La « grande démission », bluff ou réalité?
21 juillet 2021
Les sondages annoncent une vague de démissions sans précédent à la sortie de pandémie. Les futurs «démissionnaires» sont des professionnels soit au bout du rouleau, soit insatisfaits de leurs conditions de travail, soit bloqués dans leur progression de carrière, qui attendaient des jours plus roses pour claquer la porte. Ces travailleurs iront-ils au bout de leur projet de renouveau professionnel ou s’agit-il d’un simple bluff? Analyse.
Si l’on se fie aux sondages des derniers mois, les organisations seront bientôt victimes d’une grande démission collective; les départs des employés les plus précieux se succéderont, ce qui créera la plus grande hémorragie de main-d’oeuvre jamais vue à ce jour.
Parmi tous les sondages effectués sur cette thématique, celui de Monster a su frapper l’imaginaire des médias américains : en juin 2021, 95% des travailleurs sondés ont répondu qu’ils songeaient à quitter leur emploi ! Les 2 raisons mises de l’avant : 32% sont épuisés dans le poste actuel et 29% constatent un manque d’opportunités pour progresser dans leur carrière.
À la suite du sondage de Monster, les médias se sont emparés de ce narratif, qu’ils ont appelé « the Great resignation » ou la « Grande démission ». Si bien que les analystes en employabilité et les chroniqueurs du monde du travail expliquent aux gens « comment démissionner » (!) En voici deux exemples:
- « How to Quit Your Job in the Great Post-Pandemic Resignation Boom » (Bloomberg)
- «If you plan to quit during the ‘Great Resignation,’ here’s what career experts say you need to do» (CNBC)
Le chercheur Anthony Klotz, professeur associé en gestion à l’Université du Texas A&M, explique le phénomène ainsi :
Premièrement, en raison de l’incertitude créée par la pandémie, plusieurs employés qui auraient autrement quitté leur emploi ont décidé de rester. (…) À mesure que la pandémie se résorbe, ces quitteurs potentiels qui se sont tenus «à l’abri de la tempête» pendant l’année passée vont mettre en action leur plan démission. En fait, cette vague de départs est déjà entamée: le taux de départ était de 2,4 % en mars [aux États-Unis], ce qui est un taux record pour ce mois dans les vingt dernières années. En résumé, les démissions retardées par la pandémie se mettent actuellement en branle.»
Les employeurs ne mordent pas
Face à une horde d’employés sur le pas de la porte, on peut se demander comment réagissent les employeurs.

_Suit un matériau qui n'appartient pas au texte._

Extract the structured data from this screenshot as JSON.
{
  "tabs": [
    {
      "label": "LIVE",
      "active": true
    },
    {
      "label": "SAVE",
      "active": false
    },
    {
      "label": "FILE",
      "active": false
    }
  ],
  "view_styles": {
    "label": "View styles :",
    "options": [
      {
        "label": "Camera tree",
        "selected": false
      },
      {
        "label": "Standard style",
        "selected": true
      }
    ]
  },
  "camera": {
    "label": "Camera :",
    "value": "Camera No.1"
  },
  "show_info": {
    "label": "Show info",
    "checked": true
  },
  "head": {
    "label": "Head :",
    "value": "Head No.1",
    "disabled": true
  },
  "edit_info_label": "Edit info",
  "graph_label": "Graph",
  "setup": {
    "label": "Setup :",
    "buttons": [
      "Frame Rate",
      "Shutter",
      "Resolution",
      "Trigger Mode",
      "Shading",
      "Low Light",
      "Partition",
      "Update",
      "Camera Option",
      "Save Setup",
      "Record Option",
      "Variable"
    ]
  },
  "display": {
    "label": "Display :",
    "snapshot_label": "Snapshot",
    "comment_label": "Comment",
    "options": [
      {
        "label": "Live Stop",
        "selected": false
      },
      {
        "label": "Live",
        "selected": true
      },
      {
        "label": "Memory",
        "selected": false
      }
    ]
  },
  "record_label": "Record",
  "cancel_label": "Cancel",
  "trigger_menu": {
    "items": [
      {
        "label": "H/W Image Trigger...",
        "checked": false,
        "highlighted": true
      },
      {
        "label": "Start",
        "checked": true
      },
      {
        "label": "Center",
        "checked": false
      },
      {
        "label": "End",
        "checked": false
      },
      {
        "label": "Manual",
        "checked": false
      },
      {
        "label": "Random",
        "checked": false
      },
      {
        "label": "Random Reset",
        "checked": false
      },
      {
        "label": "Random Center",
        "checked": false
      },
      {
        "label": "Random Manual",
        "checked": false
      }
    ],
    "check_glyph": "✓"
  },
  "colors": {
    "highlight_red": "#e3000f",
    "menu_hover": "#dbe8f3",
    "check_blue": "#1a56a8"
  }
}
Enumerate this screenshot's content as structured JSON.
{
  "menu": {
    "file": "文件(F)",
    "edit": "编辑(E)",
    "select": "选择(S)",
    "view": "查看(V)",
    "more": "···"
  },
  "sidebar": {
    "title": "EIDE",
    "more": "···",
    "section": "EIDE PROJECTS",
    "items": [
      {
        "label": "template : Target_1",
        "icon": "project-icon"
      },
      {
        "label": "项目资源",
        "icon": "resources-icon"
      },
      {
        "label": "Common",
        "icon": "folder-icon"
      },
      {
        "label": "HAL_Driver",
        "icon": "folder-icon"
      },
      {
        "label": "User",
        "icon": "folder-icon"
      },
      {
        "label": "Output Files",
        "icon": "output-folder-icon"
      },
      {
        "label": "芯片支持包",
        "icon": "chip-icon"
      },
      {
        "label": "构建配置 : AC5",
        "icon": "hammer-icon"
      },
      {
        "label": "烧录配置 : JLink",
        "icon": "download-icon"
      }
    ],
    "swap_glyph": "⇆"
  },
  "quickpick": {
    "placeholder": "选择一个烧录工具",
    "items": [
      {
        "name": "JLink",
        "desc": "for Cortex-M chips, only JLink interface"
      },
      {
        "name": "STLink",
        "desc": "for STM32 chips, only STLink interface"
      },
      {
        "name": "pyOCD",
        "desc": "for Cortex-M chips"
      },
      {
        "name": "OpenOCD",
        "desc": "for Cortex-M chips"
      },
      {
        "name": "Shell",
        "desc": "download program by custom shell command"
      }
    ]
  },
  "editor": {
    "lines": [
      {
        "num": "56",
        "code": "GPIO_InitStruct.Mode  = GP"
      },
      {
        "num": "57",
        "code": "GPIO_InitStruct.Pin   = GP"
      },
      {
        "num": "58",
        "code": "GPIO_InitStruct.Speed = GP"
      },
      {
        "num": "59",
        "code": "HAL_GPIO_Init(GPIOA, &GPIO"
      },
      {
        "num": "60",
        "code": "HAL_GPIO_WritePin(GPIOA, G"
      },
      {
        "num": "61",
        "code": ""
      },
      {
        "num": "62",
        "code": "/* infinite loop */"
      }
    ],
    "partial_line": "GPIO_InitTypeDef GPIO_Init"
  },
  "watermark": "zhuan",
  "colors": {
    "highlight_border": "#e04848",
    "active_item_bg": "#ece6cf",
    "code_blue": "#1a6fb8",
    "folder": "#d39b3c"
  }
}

Vont-ils soudainement se mettre aux services de leurs employés, en mode séduction, pour s’assurer que ceux-ci restent dans l’entreprise? Il ne semble pas. Dans le dossier du télétravail, ils ont jusqu’à maintenant gardé le cap. Une majorité d’organisations persistent à privilégier une organisation du travail exigeant un minimum de présence au bureau.
De manière très concrète, les employeurs qui ont été sondés par TinyPulse déclarent ne pas percevoir cette vague de démissions sur leur radar. Par exemple, un quart (25%) des professionnels RH ne s’attendaient à aucun (0%) départ post-pandémique. Plus largement, 68% s’attendent à voir une attrition de 0% à 9%, ce qui demeure assez bas.
De deux choses l’une : soit la tendance se concrétise et ces employeurs vont tomber des nues, ou alors, ce sont les travailleurs qui vont se dégonfler et s’accommoder de l’emploi qu’ils ont.
Plus vert dans le jardin du voisin?
Lorsqu’on atteint un taux de 95% d’insatisfaction chez des gens qui sont en poste dans une organisation, il y a aussi lieu de se demander s’il est réaliste, pour un travailleur, de penser qu’il peut trouver de meilleures conditions de travail chez un autre employeur. En fin de compte, il ne fera que combler la chaise de la personne précédente, qui, elle aussi, était insatisfaite dans son poste (!)
La solution? D’une part, les travailleurs doivent trouver les motivations intrinsèques qui les poussent à se dépasser; ils doivent trouver un sens à leur travail. Ils auront ainsi plus de chance d’augmenter leur satisfaction et leur bien-être au travail.
D’autre part, les entreprises ont tout intérêt à se montrer plus ouvertes et plus flexibles, par rapport aux besoins de soutien et d’accompagnement de leur main-d’œuvre.